Datt moved to Vancouver in 1972. She joined the CJVB radio station in Vancouver and was the station's Punjabi and Hindi language broadcaster. She remained with the station until 1978 when she started her own radio station, Radio Rim Jhim, an FB sideband broadcaster in the Greater Vancouver region. She also branched to television producing content for OMNI TV and Shaw TV. In 2005, Datt obtained an AM band license for a station that started as RJ1200, a multicultural radio station in the Vancouver region, which was later rebranded as Spice Radio. Per a biography in Canadian newspaper, Vancouver Sun, she was the first woman to obtain a broadcasting license from the CRTC.

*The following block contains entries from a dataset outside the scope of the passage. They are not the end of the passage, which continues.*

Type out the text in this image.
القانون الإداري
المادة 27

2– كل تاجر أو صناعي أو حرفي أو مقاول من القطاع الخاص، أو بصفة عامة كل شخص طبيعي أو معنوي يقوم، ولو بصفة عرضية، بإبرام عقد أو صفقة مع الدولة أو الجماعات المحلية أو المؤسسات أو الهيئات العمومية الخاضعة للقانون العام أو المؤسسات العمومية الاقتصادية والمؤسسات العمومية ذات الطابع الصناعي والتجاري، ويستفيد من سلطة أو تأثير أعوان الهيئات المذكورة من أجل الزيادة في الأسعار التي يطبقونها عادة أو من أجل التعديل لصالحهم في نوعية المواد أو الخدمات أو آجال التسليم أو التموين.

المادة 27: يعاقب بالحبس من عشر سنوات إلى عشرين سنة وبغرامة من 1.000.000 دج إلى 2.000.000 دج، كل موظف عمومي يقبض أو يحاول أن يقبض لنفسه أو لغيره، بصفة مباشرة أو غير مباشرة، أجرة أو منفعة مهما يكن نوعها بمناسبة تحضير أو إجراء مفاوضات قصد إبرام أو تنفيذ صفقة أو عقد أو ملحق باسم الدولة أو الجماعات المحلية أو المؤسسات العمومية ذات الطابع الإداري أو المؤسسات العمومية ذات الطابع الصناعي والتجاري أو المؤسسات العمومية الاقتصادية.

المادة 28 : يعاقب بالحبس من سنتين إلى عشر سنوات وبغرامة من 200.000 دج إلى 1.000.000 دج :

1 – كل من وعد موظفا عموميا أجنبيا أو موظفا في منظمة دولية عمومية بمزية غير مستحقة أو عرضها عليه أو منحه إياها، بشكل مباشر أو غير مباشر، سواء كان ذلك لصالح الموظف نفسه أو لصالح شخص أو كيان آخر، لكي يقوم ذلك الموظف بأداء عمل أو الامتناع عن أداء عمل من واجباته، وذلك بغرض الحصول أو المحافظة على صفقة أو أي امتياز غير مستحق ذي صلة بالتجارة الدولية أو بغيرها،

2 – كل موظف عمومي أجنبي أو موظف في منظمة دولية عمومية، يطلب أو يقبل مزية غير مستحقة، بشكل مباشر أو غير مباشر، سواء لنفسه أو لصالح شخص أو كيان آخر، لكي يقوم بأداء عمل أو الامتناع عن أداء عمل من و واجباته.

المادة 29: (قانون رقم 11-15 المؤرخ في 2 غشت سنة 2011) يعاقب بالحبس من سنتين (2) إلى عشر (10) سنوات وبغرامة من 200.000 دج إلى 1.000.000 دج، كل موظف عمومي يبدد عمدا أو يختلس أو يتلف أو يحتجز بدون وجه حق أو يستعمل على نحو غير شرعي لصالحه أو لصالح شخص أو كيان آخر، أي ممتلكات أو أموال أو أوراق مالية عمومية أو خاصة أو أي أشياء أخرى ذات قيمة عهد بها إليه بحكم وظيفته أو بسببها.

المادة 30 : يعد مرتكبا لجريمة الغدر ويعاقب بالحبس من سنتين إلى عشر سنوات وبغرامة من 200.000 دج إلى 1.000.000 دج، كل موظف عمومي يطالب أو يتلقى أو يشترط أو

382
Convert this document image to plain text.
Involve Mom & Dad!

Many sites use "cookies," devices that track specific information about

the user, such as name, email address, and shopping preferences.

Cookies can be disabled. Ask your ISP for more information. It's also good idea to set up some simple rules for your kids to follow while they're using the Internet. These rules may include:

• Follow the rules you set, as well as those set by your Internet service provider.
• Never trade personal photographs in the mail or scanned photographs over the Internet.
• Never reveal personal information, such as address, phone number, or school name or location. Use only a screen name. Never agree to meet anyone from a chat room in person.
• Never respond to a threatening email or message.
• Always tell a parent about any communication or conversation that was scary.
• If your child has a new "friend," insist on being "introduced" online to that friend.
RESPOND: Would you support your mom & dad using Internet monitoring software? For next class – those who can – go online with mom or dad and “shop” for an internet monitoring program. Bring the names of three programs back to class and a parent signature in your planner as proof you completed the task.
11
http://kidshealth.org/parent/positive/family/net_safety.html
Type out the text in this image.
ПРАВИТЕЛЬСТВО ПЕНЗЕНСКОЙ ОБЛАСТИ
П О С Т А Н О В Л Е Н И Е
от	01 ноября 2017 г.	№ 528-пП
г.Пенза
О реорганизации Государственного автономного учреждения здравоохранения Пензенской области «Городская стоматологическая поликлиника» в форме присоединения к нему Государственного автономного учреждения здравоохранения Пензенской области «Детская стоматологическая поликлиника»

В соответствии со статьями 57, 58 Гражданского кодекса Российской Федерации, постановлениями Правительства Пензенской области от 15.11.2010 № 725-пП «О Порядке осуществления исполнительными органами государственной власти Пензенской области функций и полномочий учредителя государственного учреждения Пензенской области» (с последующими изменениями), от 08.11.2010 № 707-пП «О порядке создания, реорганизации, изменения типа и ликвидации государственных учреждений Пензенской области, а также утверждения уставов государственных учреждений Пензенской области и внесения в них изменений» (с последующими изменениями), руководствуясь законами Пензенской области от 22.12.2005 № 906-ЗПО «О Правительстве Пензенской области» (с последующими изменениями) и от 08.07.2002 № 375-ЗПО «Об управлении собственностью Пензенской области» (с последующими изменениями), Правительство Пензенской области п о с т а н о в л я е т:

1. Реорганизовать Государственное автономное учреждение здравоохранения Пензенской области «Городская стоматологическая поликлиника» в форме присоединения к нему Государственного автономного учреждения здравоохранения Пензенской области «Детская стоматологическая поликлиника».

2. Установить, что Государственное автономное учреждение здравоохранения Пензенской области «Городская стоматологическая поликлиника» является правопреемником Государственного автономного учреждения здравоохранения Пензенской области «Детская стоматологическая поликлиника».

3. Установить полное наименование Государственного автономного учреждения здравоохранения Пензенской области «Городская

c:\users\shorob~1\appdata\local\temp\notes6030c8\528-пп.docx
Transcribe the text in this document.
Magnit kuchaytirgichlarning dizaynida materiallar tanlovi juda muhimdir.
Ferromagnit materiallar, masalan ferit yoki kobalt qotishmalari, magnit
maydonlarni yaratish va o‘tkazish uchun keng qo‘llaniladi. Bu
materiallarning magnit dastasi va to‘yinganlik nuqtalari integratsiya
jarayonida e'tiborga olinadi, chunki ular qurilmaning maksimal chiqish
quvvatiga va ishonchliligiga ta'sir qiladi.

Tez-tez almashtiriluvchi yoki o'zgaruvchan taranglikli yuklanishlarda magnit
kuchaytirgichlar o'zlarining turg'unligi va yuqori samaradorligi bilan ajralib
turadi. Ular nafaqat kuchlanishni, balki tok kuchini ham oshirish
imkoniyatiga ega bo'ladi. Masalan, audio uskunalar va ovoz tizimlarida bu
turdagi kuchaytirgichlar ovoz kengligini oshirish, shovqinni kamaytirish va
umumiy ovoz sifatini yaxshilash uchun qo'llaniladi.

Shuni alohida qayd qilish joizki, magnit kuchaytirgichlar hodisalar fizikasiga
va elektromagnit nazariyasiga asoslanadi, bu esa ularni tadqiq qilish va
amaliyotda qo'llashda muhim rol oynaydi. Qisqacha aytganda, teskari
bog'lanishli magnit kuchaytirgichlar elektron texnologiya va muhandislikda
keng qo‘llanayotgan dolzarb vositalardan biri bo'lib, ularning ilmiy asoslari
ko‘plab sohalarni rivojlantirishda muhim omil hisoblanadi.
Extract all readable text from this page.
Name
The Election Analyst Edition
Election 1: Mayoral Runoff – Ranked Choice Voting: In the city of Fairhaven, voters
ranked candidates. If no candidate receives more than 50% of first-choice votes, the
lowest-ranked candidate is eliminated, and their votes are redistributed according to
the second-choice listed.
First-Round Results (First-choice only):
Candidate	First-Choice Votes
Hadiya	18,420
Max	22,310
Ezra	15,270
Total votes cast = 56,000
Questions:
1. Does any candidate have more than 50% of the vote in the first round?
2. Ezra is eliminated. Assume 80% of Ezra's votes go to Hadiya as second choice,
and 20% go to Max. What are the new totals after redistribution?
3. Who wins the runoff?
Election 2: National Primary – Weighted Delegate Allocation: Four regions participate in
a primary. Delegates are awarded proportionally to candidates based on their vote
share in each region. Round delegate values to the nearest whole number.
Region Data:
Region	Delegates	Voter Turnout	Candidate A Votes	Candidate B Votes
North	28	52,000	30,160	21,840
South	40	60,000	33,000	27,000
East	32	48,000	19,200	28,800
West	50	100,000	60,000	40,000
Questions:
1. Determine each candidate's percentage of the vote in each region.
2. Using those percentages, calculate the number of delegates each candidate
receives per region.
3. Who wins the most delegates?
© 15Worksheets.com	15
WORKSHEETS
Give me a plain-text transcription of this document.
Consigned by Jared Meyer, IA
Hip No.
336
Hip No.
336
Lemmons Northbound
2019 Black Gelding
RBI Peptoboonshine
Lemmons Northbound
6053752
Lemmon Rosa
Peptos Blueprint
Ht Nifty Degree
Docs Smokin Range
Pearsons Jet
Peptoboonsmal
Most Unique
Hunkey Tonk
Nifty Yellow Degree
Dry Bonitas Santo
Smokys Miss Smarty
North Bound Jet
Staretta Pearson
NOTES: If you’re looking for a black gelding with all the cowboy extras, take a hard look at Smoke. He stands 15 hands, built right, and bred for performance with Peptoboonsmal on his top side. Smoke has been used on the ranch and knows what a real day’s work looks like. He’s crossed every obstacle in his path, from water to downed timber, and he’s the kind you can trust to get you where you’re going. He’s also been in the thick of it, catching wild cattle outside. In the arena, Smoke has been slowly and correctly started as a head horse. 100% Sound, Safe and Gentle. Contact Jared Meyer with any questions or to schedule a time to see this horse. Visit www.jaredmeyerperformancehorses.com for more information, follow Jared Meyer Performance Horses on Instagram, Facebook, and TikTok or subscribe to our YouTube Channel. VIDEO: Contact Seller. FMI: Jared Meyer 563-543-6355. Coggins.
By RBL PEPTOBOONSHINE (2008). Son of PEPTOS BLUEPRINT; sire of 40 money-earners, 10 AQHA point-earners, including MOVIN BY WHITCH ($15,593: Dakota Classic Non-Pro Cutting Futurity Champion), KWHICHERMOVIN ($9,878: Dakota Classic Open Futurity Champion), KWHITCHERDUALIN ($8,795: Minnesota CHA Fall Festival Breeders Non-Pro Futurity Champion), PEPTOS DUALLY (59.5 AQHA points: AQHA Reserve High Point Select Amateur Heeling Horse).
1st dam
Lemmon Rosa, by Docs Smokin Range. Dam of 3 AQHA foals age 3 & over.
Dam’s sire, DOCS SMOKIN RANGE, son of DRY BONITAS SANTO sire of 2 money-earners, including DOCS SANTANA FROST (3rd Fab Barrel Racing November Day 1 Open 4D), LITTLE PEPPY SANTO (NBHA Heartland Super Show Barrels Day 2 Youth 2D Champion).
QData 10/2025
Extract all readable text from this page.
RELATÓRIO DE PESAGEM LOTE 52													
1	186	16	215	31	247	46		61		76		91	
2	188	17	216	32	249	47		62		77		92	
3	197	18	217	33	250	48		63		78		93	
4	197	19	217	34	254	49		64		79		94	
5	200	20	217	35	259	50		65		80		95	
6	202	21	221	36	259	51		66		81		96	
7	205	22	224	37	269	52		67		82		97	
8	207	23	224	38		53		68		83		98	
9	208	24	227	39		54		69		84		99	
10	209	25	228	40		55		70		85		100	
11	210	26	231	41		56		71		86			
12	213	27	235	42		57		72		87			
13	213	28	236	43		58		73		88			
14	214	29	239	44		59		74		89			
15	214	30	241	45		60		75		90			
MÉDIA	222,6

For her contributions, Datt is considered a pioneer of ethnic broadcasting in British Columbia. She received the Order of British Columbia in 1992, and is also a recipient of the Queen’s Golden Jubilee Medal. Locally, she is the recipient of the YWCA Woman of Distinction Award and was listed among the 100 "most influential Indo-Canadians" by the Vancouver Sun and as one of 150 "most influential British Columbians" by the Royal British Columbia Museum.